Why are my unzipped filenames garbled on Mac?

You unzip an archive a colleague sent from Windows and the filenames come out as strings like “안녕” or “文字”. The documents open fine — only the names are wrecked. Here is what actually happened, and how to get the real names back.

The cause: ZIP has no standard filename encoding

The ZIP format predates Unicode adoption, and most Windows tools still write filenames in the machine's regional code page: Shift-JIS on Japanese Windows, GBK on Simplified-Chinese Windows, Big5 on Traditional-Chinese Windows, EUC-KR on Korean Windows.

macOS Archive Utility assumes filenames are UTF-8. When the bytes are actually Shift-JIS or EUC-KR, every multi-byte character decodes to the wrong letters — that is the garbage you see.
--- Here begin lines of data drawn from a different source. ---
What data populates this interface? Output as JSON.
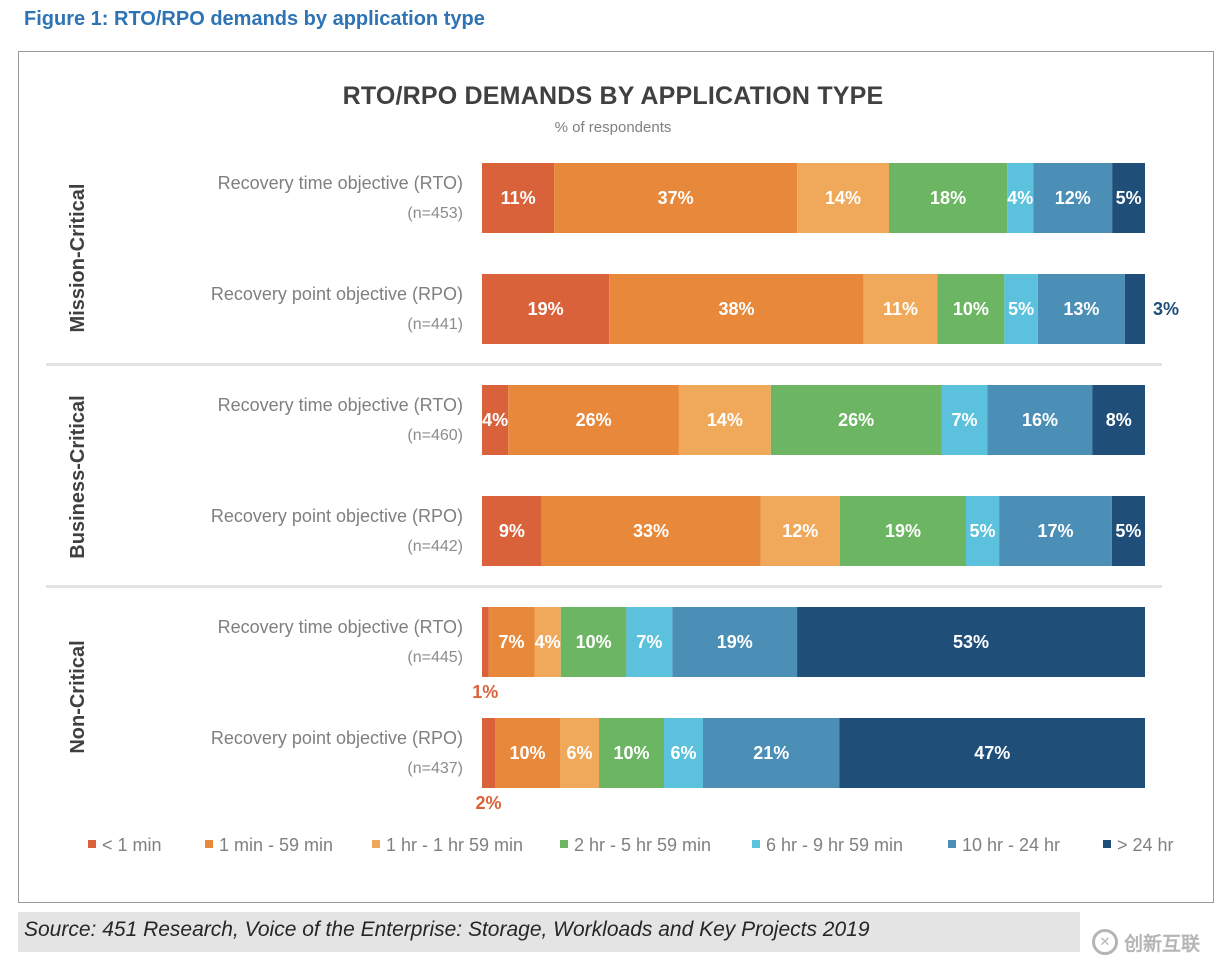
{
  "figure_caption": "Figure 1: RTO/RPO demands by application type",
  "source": "Source: 451 Research, Voice of the Enterprise: Storage, Workloads and Key Projects 2019",
  "watermark": "创新互联",
  "chart_data": {
    "type": "bar",
    "orientation": "horizontal",
    "stacked": "100%",
    "title": "RTO/RPO DEMANDS BY APPLICATION TYPE",
    "subtitle": "% of respondents",
    "legend_position": "bottom",
    "groups": [
      {
        "name": "Mission-Critical"
      },
      {
        "name": "Business-Critical"
      },
      {
        "name": "Non-Critical"
      }
    ],
    "series": [
      {
        "name": "< 1 min",
        "color": "#d9623b"
      },
      {
        "name": "1 min - 59 min",
        "color": "#e8883a"
      },
      {
        "name": "1 hr - 1 hr 59 min",
        "color": "#f0a95b"
      },
      {
        "name": "2 hr - 5 hr 59 min",
        "color": "#6cb562"
      },
      {
        "name": "6 hr - 9 hr 59 min",
        "color": "#5bc1dc"
      },
      {
        "name": "10 hr - 24 hr",
        "color": "#4c8fb6"
      },
      {
        "name": "> 24 hr",
        "color": "#1f4e79"
      }
    ],
    "rows": [
      {
        "group": 0,
        "label": "Recovery time objective (RTO)",
        "n": "(n=453)",
        "values": [
          11,
          37,
          14,
          18,
          4,
          12,
          5
        ]
      },
      {
        "group": 0,
        "label": "Recovery point objective (RPO)",
        "n": "(n=441)",
        "values": [
          19,
          38,
          11,
          10,
          5,
          13,
          3
        ]
      },
      {
        "group": 1,
        "label": "Recovery time objective (RTO)",
        "n": "(n=460)",
        "values": [
          4,
          26,
          14,
          26,
          7,
          16,
          8
        ]
      },
      {
        "group": 1,
        "label": "Recovery point objective (RPO)",
        "n": "(n=442)",
        "values": [
          9,
          33,
          12,
          19,
          5,
          17,
          5
        ]
      },
      {
        "group": 2,
        "label": "Recovery time objective (RTO)",
        "n": "(n=445)",
        "values": [
          1,
          7,
          4,
          10,
          7,
          19,
          53
        ]
      },
      {
        "group": 2,
        "label": "Recovery point objective (RPO)",
        "n": "(n=437)",
        "values": [
          2,
          10,
          6,
          10,
          6,
          21,
          47
        ]
      }
    ]
  }
}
The file contents are untouched; only the names were mis-decoded.

Fix 1 — automatic: repair the ZIP itself

Drop the original ZIP onto Mojifix. It examines the raw filename bytes, detects which legacy encoding they are, and writes a repaired copy of the archive with correct UTF-8 names. The original ZIP is never modified, and unrecoverable characters are flagged instead of silently guessed.

Fix 2 — already extracted? Batch-rename the files

If you deleted the ZIP, drag the extracted files or folders into Mojifix instead. The same detection runs on the broken names and shows a before → after preview; confirm to restore all of them in one pass.

Fix 3 — manual (command line)

Technical users can re-extract with an encoding override, e.g. ditto -V -x -k --sequesterRsrc variants or unzip -O sjis archive.zip from Homebrew's unzip. The catch: you must already know the source encoding, and a wrong guess produces different garbage. Automatic detection avoids the trial-and-error.